Abdesselam Cheddadi insegna all’Università Mohammed V di Rabat. Recentemente ha pubblicato Les arabes et l’appropriation de l’Histoire, Sindbad-Actes Sud.

Come sta reagendo la gente alla guerra, agli attentati, al fenomeno Al Quaeda, nel mondo arabo?
La gente reagisce come dappertutto, è colpita. Gli uomini non sono diversi da un posto all’altro. Le circostanze, la forma culturale determinano modalità diverse, ma al fondo le reazioni sono le stesse. Quando ci sono minacce terroristiche le persone sono spaventate, preoccupate, vogliono una vita normale, tranquilla, un lavoro, un po’ di benessere.
Oggi nel mondo arabo mancano quelle condizioni di prosperità che garantiscano un lavoro per tutti, ma soprattutto restano molte questioni aperte: il problema dell’istruzione non è stato risolto, come pure il problema del potere e della sua organizzazione.
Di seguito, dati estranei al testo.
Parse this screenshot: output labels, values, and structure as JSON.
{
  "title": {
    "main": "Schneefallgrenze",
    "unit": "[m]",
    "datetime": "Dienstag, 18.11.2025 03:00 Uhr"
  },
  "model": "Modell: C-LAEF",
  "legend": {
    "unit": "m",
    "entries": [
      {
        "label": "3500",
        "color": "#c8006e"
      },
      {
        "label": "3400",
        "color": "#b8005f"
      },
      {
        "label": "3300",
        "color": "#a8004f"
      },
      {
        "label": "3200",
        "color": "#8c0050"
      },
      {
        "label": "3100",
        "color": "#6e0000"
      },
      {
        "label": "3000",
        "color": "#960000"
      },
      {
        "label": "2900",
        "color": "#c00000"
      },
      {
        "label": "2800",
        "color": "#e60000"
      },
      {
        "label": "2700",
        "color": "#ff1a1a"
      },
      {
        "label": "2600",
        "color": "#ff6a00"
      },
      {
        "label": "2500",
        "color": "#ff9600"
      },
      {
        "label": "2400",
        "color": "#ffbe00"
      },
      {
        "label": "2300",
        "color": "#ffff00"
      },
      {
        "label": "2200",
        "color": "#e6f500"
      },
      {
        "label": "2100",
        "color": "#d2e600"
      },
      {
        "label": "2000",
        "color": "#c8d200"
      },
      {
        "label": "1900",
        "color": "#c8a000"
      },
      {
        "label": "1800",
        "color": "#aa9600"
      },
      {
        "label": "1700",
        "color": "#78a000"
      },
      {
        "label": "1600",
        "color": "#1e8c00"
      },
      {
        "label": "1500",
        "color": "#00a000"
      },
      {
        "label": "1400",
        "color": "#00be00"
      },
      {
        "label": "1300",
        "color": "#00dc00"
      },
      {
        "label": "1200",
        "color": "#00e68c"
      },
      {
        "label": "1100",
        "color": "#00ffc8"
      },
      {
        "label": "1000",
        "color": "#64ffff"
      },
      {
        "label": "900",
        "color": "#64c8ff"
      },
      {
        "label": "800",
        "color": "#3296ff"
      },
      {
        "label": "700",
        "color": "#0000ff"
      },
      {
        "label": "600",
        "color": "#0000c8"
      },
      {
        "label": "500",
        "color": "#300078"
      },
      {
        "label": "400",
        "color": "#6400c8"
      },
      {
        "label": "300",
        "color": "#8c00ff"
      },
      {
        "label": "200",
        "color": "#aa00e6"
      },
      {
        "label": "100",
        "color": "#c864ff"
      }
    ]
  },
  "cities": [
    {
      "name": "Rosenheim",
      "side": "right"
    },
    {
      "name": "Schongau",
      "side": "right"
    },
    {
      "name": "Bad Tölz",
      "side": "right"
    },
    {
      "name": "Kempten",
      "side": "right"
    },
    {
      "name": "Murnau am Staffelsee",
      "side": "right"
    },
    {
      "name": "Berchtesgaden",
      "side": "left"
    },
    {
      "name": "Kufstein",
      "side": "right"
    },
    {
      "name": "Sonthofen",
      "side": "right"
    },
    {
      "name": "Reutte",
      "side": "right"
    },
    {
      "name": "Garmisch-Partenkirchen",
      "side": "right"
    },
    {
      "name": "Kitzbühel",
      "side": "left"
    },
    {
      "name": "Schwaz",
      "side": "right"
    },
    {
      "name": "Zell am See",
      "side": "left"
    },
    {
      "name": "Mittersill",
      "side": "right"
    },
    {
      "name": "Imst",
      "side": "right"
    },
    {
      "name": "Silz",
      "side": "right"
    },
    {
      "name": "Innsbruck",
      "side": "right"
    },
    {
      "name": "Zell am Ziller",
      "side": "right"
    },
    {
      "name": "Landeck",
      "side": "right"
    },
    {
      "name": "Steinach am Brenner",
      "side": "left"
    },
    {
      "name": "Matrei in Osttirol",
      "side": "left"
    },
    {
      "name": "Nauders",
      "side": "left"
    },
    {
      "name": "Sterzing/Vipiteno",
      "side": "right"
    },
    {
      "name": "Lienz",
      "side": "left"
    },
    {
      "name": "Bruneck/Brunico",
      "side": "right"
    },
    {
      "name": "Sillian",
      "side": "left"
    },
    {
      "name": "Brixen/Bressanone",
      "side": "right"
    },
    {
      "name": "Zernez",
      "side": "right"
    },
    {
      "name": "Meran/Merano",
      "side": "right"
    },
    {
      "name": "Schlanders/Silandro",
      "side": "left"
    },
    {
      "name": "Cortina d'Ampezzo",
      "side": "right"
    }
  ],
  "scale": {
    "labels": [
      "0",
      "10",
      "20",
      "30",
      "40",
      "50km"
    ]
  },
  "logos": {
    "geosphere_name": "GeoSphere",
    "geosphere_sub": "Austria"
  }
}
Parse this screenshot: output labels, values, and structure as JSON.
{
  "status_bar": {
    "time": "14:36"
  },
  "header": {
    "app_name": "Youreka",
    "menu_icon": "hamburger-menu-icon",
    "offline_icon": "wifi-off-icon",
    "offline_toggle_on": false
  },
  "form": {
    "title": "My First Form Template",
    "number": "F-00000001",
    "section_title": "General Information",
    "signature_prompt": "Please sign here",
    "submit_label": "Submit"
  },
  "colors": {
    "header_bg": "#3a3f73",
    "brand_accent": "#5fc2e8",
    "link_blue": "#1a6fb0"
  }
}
Ma nelle società arabe, oltre alle difficoltà dovute semplicemente al ritmo del cambiamento, che è sfrenato, alle conseguenze delle innovazioni tecnologiche, estremamente difficili da controllare, esistono altri problemi, specifici della loro storia recente che ancora non ha raggiunto un certo equilibrio. Problemi sul piano politico, dell’educazione, ma anche sulla riflessione riguardo alla questione religiosa.
Resta il fatto che i musulmani, come tutti, condannano il terrorismo, questo è evidente. Non c’è alcuna retorica nelle mia parole. La gente realmente non sopporta questa sorta di precarietà, di minaccia.
In Marocco c’è un gruppo islamista estremista che utilizza dei metodi sostanzialmente fascisti e che arriva a uccidere le persone perché non si conformano a regole religiose rigide. Ebbene la reazione della gente è molto forte. Dopo gli attentati di Casablanca, i marocchini sono scesi in strada. C’è stato uno slogan che è circolato per tutto il paese: “Giù le mani dal mio paese”, ovvero noi vogliamo pace, sicurezza, non dovete minacciare il nostro paese. Queste parole erano evidentemente rivolte ai terroristi. Il messaggio era: non vogliamo terroristi.
Quindi per lei il fondamentalismo non ha guadagnato terreno con la guerra…
Finché non si trova una soluzione giusta ai problemi in sospeso ci sarà sempre la minaccia di deviazioni. I problemi in sospeso sono ancora una volta quelli dell’organizzazione politica, dell’istruzione e un certo numero di questioni culturali legate alla religione. Queste cose possono risolversi ma solo in una situazione di sicurezza e di stabilità economica, che purtroppo ancora manca. Da questo punto di vista, c’è una specie di circolo vizioso da disinnescare.
Nell’insieme, io però sono piuttosto ottimista: anche se, come in tutto il mondo, le persone sono assillate dall’urgenza di far fronte alle necessità economiche, nel mondo arabo sta nascendo e si sta rafforzando una coscienza.
La gente, in Marocco come altrove, vuole la sicurezza e la pace. I marocchini, come tutti gli arabi, sanno quello che succede nel mondo, sanno come vivono gli europei, sanno in che condizioni è possibile lavorare e guadagnarsi da vivere e avere un minimo di prosperità; tutto questo è sotto i loro occhi ed è naturale, oltre che giusto, che anche loro aspirino a queste cose.
Dunque il mondo musulmano laico ha delle chance?
Credo non sia troppo corretta la distinzione tra mondo laico e mondo religioso, perché è una distinzione che non esiste nei paesi musulmani. Ci sono semplicemente delle persone che cominciano a dire che bisogna prima di tutto garantire dei valori fondamentali, la libertà, l’uguaglianza, la democrazia; che pensano anche si debba cominciare a prendere delle distanze dalla religione.
Ma queste persone non sono necessariamente antireligiose. E non sono nemmeno propriamente laici perché la laicità si definisce in relazione a un’autorità religiosa, ma nei paesi musulmani non c’è una chiesa.
Non ci sono autorità religiose indipendenti dall’autorità politica, che costituiscano una loro sfera autonoma.
In Marocco la democrazia e la situazione delle donne sono in una fase di evoluzione e cambiamento…
Sì, c’è un nuovo codice della famiglia, che ha portato a dei cambiamenti estendendo i diritti della donna, in particolare sul piano della responsabilità all’interno della famiglia, nel matrimonio, nelle relazioni donna-uomo, nella coppia. Anche a livello del diritto al divorzio…
Dunque c’è un vero progresso, si è tornati su certe prescrizioni religiose antiche e le si è reinterpretate in modo più liberale.